SCRATCH-LEG

Tony était dans de sales draps. C'était midi. La pastèque s'échauffait, prête à l'écrabouiller. Mais il n'y faisait pas attention. Il ramassa de la poussière, la répandit sur sa peau transpirante, se secoua pour faire tomber le sable qui n'adhérait pas, porta ses fanes en avant, enfonça un peu sa racine dans le sol pour être plus stable, pencha le collet et attendit fermement la pastèque. Celle-ci, avec ses oscillations moqueuses, avait l'air de mépriser son adversaire. Soudain, elle se précipita sur lui et le heurta de plein fouet. Le choc fit entendre, au loin, un bruit sourd. Après quoi la pastèque reprit son air fat et se mit à se trémousser insolemment. A demi scratché, Tony comprit qu'il fallait d'abord rompre et, après avoir ainsi éprouvé la puissance de son adversaire, ne pas aborder cette masse monstrueuse et féroce, mais ruser avec sa force brutale et en venir à bout avec la prise ritchi. Aussitôt, il fit semblant d'avoir été plus éprouvé qu'il ne l'avait été en réalité et laissa découvert l'autre côté de son bulbe pour que la pastèque attaque. Ce qu'elle fit. Lui, céda sous le choc et fit mine de basculer en avant, fanes contre terre. Comme si la victoire était déjà acquise, la pastèque, plaine d'audace, s'élança sans précaution pour l'écrabouiller une bonne fois, lorsque soudain, Tony se jeta sur elle, esquiva son attaque et, lui tordant la queue de sa racine musclée, la fit pivoter sur elle-même.

Alors Tony s'écarte brusquement et lui assène une gifle magistrale qui la fait tourner comme une toupie. Il se glisse sous son aisselle, parvenant à peine à entourer de sa racine son corps énorme. Puis il martèle violemment et alternativement le cucur et le bitacée, faisant remonter le jus rouge à sa peau marbrée. Ses graines sont toutes dispersées dans la chair.

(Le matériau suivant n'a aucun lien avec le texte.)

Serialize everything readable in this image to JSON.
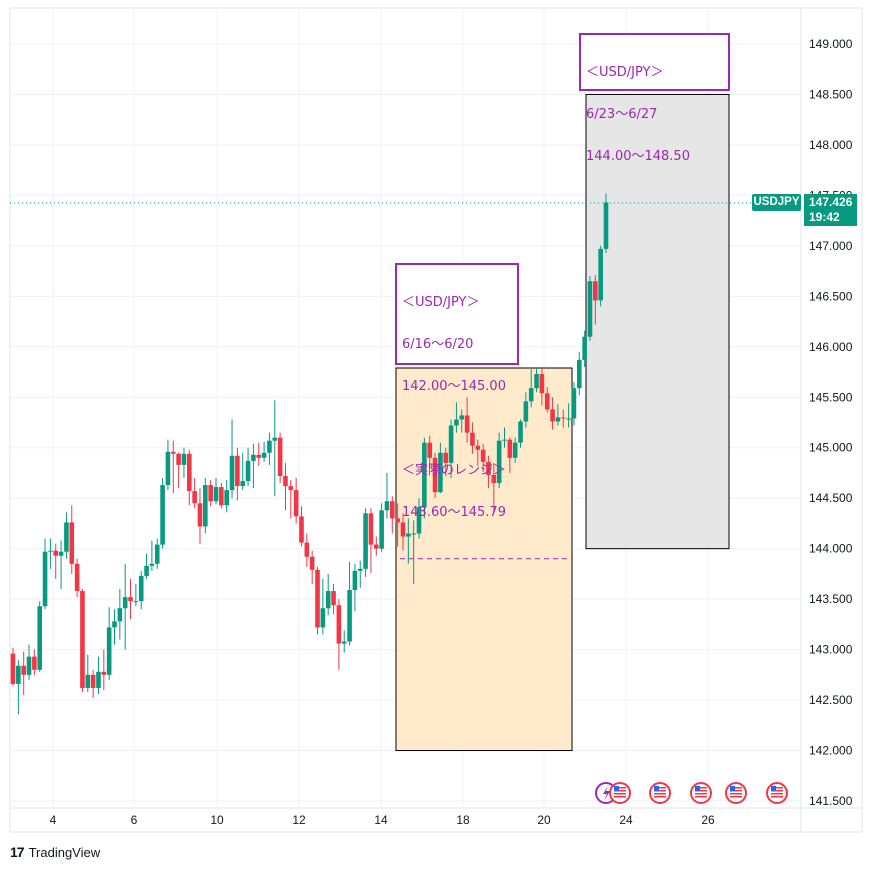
{
  "chart_data": {
    "type": "candlestick",
    "symbol": "USDJPY",
    "last_price": "147.426",
    "last_time": "19:42",
    "y_axis": {
      "ticks": [
        "149.000",
        "148.500",
        "148.000",
        "147.500",
        "147.000",
        "146.500",
        "146.000",
        "145.500",
        "145.000",
        "144.500",
        "144.000",
        "143.500",
        "143.000",
        "142.500",
        "142.000",
        "141.500"
      ],
      "ylim": [
        141.4,
        149.3
      ]
    },
    "x_axis": {
      "ticks": [
        "4",
        "6",
        "10",
        "12",
        "14",
        "18",
        "20",
        "24",
        "26"
      ]
    },
    "grid": true,
    "candles": [
      [
        142.96,
        142.66,
        143.02,
        142.64
      ],
      [
        142.66,
        142.84,
        142.9,
        142.36
      ],
      [
        142.84,
        142.75,
        142.98,
        142.55
      ],
      [
        142.75,
        142.93,
        143.05,
        142.7
      ],
      [
        142.93,
        142.8,
        143.0,
        142.75
      ],
      [
        142.8,
        143.43,
        143.48,
        142.78
      ],
      [
        143.43,
        143.97,
        144.1,
        143.4
      ],
      [
        143.97,
        143.98,
        144.1,
        143.8
      ],
      [
        143.98,
        143.93,
        144.05,
        143.7
      ],
      [
        143.93,
        143.97,
        144.08,
        143.6
      ],
      [
        143.97,
        144.26,
        144.36,
        143.9
      ],
      [
        144.26,
        143.85,
        144.43,
        143.75
      ],
      [
        143.85,
        143.58,
        143.9,
        143.52
      ],
      [
        143.58,
        142.62,
        143.6,
        142.58
      ],
      [
        142.62,
        142.75,
        142.95,
        142.58
      ],
      [
        142.75,
        142.62,
        142.8,
        142.52
      ],
      [
        142.62,
        142.78,
        142.93,
        142.56
      ],
      [
        142.78,
        142.75,
        143.0,
        142.6
      ],
      [
        142.75,
        143.22,
        143.42,
        142.7
      ],
      [
        143.22,
        143.28,
        143.4,
        143.05
      ],
      [
        143.28,
        143.41,
        143.6,
        143.1
      ],
      [
        143.41,
        143.52,
        143.85,
        143.0
      ],
      [
        143.52,
        143.48,
        143.7,
        143.3
      ],
      [
        143.48,
        143.48,
        143.65,
        143.43
      ],
      [
        143.48,
        143.73,
        143.78,
        143.4
      ],
      [
        143.73,
        143.83,
        143.95,
        143.7
      ],
      [
        143.83,
        143.85,
        144.08,
        143.78
      ],
      [
        143.85,
        144.04,
        144.1,
        143.8
      ],
      [
        144.04,
        144.63,
        144.7,
        144.0
      ],
      [
        144.63,
        144.96,
        145.08,
        144.58
      ],
      [
        144.96,
        144.94,
        145.07,
        144.55
      ],
      [
        144.94,
        144.83,
        144.95,
        144.6
      ],
      [
        144.83,
        144.94,
        145.0,
        144.7
      ],
      [
        144.94,
        144.57,
        144.98,
        144.43
      ],
      [
        144.57,
        144.45,
        144.7,
        144.4
      ],
      [
        144.45,
        144.22,
        144.6,
        144.05
      ],
      [
        144.22,
        144.63,
        144.7,
        144.15
      ],
      [
        144.63,
        144.47,
        144.68,
        144.42
      ],
      [
        144.47,
        144.61,
        144.7,
        144.44
      ],
      [
        144.61,
        144.43,
        144.65,
        144.4
      ],
      [
        144.43,
        144.58,
        144.68,
        144.36
      ],
      [
        144.58,
        144.92,
        145.28,
        144.5
      ],
      [
        144.92,
        144.62,
        145.0,
        144.48
      ],
      [
        144.62,
        144.67,
        144.95,
        144.58
      ],
      [
        144.67,
        144.87,
        145.0,
        144.62
      ],
      [
        144.87,
        144.93,
        145.04,
        144.6
      ],
      [
        144.93,
        144.9,
        145.05,
        144.82
      ],
      [
        144.9,
        144.95,
        145.06,
        144.86
      ],
      [
        144.95,
        145.07,
        145.15,
        144.83
      ],
      [
        145.07,
        145.1,
        145.47,
        144.52
      ],
      [
        145.1,
        144.72,
        145.15,
        144.65
      ],
      [
        144.72,
        144.62,
        144.85,
        144.38
      ],
      [
        144.62,
        144.58,
        144.68,
        144.3
      ],
      [
        144.58,
        144.32,
        144.7,
        144.25
      ],
      [
        144.32,
        144.06,
        144.42,
        144.02
      ],
      [
        144.06,
        143.92,
        144.15,
        143.82
      ],
      [
        143.92,
        143.79,
        143.98,
        143.65
      ],
      [
        143.79,
        143.22,
        143.82,
        143.15
      ],
      [
        143.22,
        143.41,
        143.7,
        143.15
      ],
      [
        143.41,
        143.58,
        143.75,
        143.34
      ],
      [
        143.58,
        143.44,
        143.65,
        143.35
      ],
      [
        143.44,
        143.06,
        143.5,
        142.8
      ],
      [
        143.06,
        143.08,
        143.19,
        142.97
      ],
      [
        143.08,
        143.59,
        143.87,
        143.04
      ],
      [
        143.59,
        143.78,
        143.85,
        143.38
      ],
      [
        143.78,
        143.8,
        143.88,
        143.61
      ],
      [
        143.8,
        144.35,
        144.4,
        143.72
      ],
      [
        144.35,
        144.04,
        144.4,
        143.76
      ],
      [
        144.04,
        144.0,
        144.12,
        143.93
      ],
      [
        144.0,
        144.38,
        144.45,
        143.97
      ],
      [
        144.38,
        144.47,
        144.75,
        144.3
      ],
      [
        144.47,
        144.3,
        144.52,
        144.15
      ],
      [
        144.3,
        144.26,
        144.45,
        144.02
      ],
      [
        144.26,
        144.12,
        144.35,
        143.98
      ],
      [
        144.12,
        144.15,
        144.3,
        143.85
      ],
      [
        144.15,
        144.15,
        144.28,
        143.65
      ],
      [
        144.15,
        144.41,
        144.5,
        144.1
      ],
      [
        144.41,
        145.05,
        145.1,
        144.3
      ],
      [
        145.05,
        144.9,
        145.12,
        144.8
      ],
      [
        144.9,
        144.56,
        144.95,
        144.5
      ],
      [
        144.56,
        144.95,
        145.05,
        144.55
      ],
      [
        144.95,
        144.85,
        145.0,
        144.72
      ],
      [
        144.85,
        145.22,
        145.28,
        144.7
      ],
      [
        145.22,
        145.28,
        145.45,
        145.15
      ],
      [
        145.28,
        145.32,
        145.38,
        145.15
      ],
      [
        145.32,
        145.15,
        145.5,
        145.05
      ],
      [
        145.15,
        145.02,
        145.25,
        144.94
      ],
      [
        145.02,
        144.98,
        145.08,
        144.82
      ],
      [
        144.98,
        144.86,
        145.04,
        144.76
      ],
      [
        144.86,
        144.73,
        144.92,
        144.6
      ],
      [
        144.73,
        144.65,
        144.85,
        144.36
      ],
      [
        144.65,
        145.07,
        145.15,
        144.6
      ],
      [
        145.07,
        145.08,
        145.2,
        145.0
      ],
      [
        145.08,
        144.9,
        145.1,
        144.75
      ],
      [
        144.9,
        145.05,
        145.1,
        144.85
      ],
      [
        145.05,
        145.26,
        145.28,
        145.0
      ],
      [
        145.26,
        145.46,
        145.55,
        145.2
      ],
      [
        145.46,
        145.59,
        145.78,
        145.4
      ],
      [
        145.59,
        145.73,
        145.79,
        145.55
      ],
      [
        145.73,
        145.54,
        145.8,
        145.42
      ],
      [
        145.54,
        145.38,
        145.6,
        145.35
      ],
      [
        145.38,
        145.26,
        145.5,
        145.18
      ],
      [
        145.26,
        145.3,
        145.43,
        145.22
      ],
      [
        145.3,
        145.29,
        145.38,
        145.2
      ],
      [
        145.29,
        145.29,
        145.44,
        145.2
      ],
      [
        145.29,
        145.59,
        145.65,
        145.22
      ],
      [
        145.59,
        145.87,
        145.95,
        145.52
      ],
      [
        145.87,
        146.1,
        146.16,
        145.8
      ],
      [
        146.1,
        146.65,
        146.7,
        146.06
      ],
      [
        146.65,
        146.46,
        146.71,
        146.22
      ],
      [
        146.46,
        146.97,
        147.0,
        146.4
      ],
      [
        146.97,
        147.43,
        147.52,
        146.93
      ]
    ],
    "ranges": [
      {
        "label": [
          "＜USD/JPY＞",
          "6/16～6/20",
          "142.00～145.00",
          "",
          "＜実際のレンジ＞",
          "143.60～145.79"
        ],
        "low": 142.0,
        "high": 145.79,
        "dashed": 143.9
      },
      {
        "label": [
          "＜USD/JPY＞",
          "6/23～6/27",
          "144.00～148.50"
        ],
        "low": 144.0,
        "high": 148.5
      }
    ],
    "event_icons": 6
  },
  "colors": {
    "up": "#089981",
    "down": "#f23645",
    "grid": "#eef0f3",
    "axis_text": "#131722",
    "annotation": "#9c27b0",
    "range1_fill": "#ffebcc",
    "range2_fill": "#e6e6e6"
  },
  "footer": {
    "brand": "TradingView"
  }
}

" J'ai mal ! " cria la pastèque.

C'est alors que les endives ne sont pas très fair play. Au lieu d'acclamer un si bel exploit, elles huent, sifflent et crient :

" Hou, hou, trop facile, qu'on l'oppose à la nouvelle recrue, celle qui a l'éléphant ! Qu'on amène la recrue à l'éléphant ! La nouvelle recrue ! Trop facile ! A l'éléphant !

- Mais...c'est elle ! " répondit le citron.

l'éléphantComme pour confirmer ses dires, l'éléphant fit irruption sur la piste dans une véritable bouillie de champignons et se précipita sur la pastèque congestionnée à mort. Ses barrissements déchirants bouleversèrent les cerfs et les veaux qui, rompant leurs liens, fracassant leurs enclos, semèrent instantanément une pagaille panique.

Les pommes de terre sont mises en déroute, le piédestal s'effondre lamentablement, fauché par un sabot. Le citron est enseveli. Les endives ne se contrôlent plus. Les bois des cerfs les font voltiger. On se sert du concombre comme d'une barricade.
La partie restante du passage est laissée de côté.